Mgr Vincent Zhu Weifang, évêque ‘officiel’ de Wenzhou a saisi l’occasion de la messe chrismale, célébrée à Wenzhou le 23 mars 2016, pour annoncer sa retraite et la nomination d’un administrateur en la personne de Père Ma Xianshi, rapporte «Eglises d’Asie». Dans n’importe quel autre pays la chose serait banale, mais pas en Chine. D’une part parce que Mgr Zhu Weifang est âgé de 90 ans et d’autre part parce que le diocèse de Wenzhou a un évêque coadjuteur depuis 2008, Mgr Shao Zhumin, issu du clergé ‘clandestin’. A Wenzhou, on estime que les ‘clandestins’ représentent environ 80 000 fidèles et les ‘officiels’ 40’000.

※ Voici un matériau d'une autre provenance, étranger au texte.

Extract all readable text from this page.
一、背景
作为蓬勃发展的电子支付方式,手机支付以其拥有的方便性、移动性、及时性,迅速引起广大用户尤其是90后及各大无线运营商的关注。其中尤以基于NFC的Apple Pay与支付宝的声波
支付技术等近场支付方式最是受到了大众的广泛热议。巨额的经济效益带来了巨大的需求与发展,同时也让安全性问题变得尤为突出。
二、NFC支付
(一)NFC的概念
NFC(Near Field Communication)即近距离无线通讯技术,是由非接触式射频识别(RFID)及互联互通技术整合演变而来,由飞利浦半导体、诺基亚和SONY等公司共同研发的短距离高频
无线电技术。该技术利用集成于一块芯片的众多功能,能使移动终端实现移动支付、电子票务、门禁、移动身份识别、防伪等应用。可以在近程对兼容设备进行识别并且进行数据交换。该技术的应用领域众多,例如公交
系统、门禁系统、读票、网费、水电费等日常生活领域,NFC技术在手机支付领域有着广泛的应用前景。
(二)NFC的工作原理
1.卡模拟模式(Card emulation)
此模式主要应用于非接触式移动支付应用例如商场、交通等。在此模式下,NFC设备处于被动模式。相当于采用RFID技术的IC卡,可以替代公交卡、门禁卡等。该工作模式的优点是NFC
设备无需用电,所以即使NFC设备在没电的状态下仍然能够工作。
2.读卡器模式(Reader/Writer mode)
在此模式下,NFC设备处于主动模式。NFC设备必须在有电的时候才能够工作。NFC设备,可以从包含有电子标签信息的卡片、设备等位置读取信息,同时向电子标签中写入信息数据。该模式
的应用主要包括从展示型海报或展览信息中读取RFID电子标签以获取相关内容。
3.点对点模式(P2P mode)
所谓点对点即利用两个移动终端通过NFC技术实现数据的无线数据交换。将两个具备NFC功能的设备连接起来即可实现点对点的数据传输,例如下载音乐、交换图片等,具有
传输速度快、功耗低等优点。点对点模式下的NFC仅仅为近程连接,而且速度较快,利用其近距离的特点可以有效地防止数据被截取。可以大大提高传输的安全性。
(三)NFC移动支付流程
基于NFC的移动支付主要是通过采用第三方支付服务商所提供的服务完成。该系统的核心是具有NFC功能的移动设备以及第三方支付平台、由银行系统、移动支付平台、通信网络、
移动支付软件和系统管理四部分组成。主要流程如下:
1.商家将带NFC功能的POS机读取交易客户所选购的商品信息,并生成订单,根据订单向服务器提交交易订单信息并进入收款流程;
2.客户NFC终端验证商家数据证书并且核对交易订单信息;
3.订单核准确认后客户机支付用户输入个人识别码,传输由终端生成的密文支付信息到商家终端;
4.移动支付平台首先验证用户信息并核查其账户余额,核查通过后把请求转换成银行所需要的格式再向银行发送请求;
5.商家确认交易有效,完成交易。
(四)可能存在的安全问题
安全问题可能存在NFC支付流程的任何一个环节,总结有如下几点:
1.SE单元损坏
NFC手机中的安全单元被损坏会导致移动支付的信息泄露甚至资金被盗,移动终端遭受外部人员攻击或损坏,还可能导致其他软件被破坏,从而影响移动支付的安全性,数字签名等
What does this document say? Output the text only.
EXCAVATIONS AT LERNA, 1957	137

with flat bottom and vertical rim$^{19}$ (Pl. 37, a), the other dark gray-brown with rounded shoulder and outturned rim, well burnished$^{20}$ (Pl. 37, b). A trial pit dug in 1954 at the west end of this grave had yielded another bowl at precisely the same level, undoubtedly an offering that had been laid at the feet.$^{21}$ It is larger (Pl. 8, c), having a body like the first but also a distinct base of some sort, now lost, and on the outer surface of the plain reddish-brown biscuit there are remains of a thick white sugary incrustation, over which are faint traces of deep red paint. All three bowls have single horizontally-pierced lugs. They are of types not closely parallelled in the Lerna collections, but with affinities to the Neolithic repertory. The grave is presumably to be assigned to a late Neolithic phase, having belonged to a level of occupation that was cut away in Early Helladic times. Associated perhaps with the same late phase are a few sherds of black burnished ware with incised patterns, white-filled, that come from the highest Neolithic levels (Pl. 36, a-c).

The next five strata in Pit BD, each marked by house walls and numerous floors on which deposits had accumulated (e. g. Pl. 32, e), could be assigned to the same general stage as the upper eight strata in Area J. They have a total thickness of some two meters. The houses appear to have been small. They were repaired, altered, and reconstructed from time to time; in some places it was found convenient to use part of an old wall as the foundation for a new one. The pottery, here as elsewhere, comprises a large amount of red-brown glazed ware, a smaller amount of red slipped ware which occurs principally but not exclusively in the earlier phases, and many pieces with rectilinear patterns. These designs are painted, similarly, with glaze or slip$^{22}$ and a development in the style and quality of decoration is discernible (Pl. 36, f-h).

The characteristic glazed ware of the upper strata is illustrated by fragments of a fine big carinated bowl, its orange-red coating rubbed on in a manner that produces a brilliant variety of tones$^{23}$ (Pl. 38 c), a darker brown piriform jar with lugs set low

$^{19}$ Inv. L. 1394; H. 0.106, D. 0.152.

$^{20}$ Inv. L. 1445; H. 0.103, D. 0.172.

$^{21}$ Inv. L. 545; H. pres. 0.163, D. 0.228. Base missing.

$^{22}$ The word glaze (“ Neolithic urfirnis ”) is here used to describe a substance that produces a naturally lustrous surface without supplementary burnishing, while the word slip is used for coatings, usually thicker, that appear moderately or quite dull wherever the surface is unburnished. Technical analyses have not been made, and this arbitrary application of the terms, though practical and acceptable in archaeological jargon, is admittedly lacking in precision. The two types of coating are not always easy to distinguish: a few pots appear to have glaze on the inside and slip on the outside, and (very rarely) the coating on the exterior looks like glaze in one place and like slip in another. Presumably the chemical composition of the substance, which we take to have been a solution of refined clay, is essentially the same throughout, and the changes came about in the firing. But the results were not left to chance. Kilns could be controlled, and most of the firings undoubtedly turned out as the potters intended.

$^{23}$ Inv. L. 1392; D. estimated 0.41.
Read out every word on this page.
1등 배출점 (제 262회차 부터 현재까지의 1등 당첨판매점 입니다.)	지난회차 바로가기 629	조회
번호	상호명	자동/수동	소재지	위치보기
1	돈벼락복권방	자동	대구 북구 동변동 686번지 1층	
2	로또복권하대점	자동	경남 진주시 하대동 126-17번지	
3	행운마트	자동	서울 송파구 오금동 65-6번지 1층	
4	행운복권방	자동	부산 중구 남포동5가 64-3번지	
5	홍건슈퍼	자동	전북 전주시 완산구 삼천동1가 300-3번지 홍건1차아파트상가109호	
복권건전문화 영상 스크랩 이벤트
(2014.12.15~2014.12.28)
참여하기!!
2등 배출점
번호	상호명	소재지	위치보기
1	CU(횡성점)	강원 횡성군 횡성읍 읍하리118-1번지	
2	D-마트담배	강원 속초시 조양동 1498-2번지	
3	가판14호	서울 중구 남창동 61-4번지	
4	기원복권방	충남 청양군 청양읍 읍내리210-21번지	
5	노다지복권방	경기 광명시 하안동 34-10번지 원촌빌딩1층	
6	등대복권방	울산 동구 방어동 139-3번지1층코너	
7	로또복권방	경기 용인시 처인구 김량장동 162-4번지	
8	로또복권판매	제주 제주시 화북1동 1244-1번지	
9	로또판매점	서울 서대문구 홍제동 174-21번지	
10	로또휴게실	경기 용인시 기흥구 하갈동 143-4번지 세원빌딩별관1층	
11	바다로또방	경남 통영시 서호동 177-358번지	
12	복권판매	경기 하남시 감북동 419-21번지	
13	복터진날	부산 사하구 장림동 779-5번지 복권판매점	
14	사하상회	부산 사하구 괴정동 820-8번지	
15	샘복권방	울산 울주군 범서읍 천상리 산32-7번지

L’histoire remonte à 2007, lorsque l’évêque ‘clandestin’ de Wenzhou, Mgr James Lin Xili, très âgé et affaibli par la maladie demande à se retirer. En vue de favoriser l’unité entre les deux communautés de ce diocèse, Rome décide de nommer comme évêque de Wenzhou, le Père. Vincent Zhu Weifang, membre du clergé ‘officiel’, avec comme coadjuteur le Père Shao Zhumin, membre du clergé ‘clandestin’. Le Père Zhu étant alors âgé de 81 ans et le Père Shao de 44 ans, il était entendu qu’à la mort de Mgr Zhu, Mgr Shao prendrait la direction du diocèse tout entier.
Faire surface ?
Au fil des années, la méfiance réciproque entre ‘officiels’ et ‘clandestins’ s’est effectivement atténuée. Mais à l’heure où la succession de Mgr Zhu doit concrètement être envisagée, la situation se bloque à nouveau. Mgr Zhu n’a pas pu – ou pas voulu – agir autrement qu’en désignant un administrateur autre que son coadjuteur. Selon un observateur local, le mieux aurait été que Mgr Shao ›fasse surface’ et prenne la tête des deux communautés, ‘officielle’ et ‘clandestine’, mais, dans les circonstances présentes, une telle unité est improbable, même si les interactions sont plus nombreuses qu’il y a dix ans et les anathèmes réciproques ont quasi disparu.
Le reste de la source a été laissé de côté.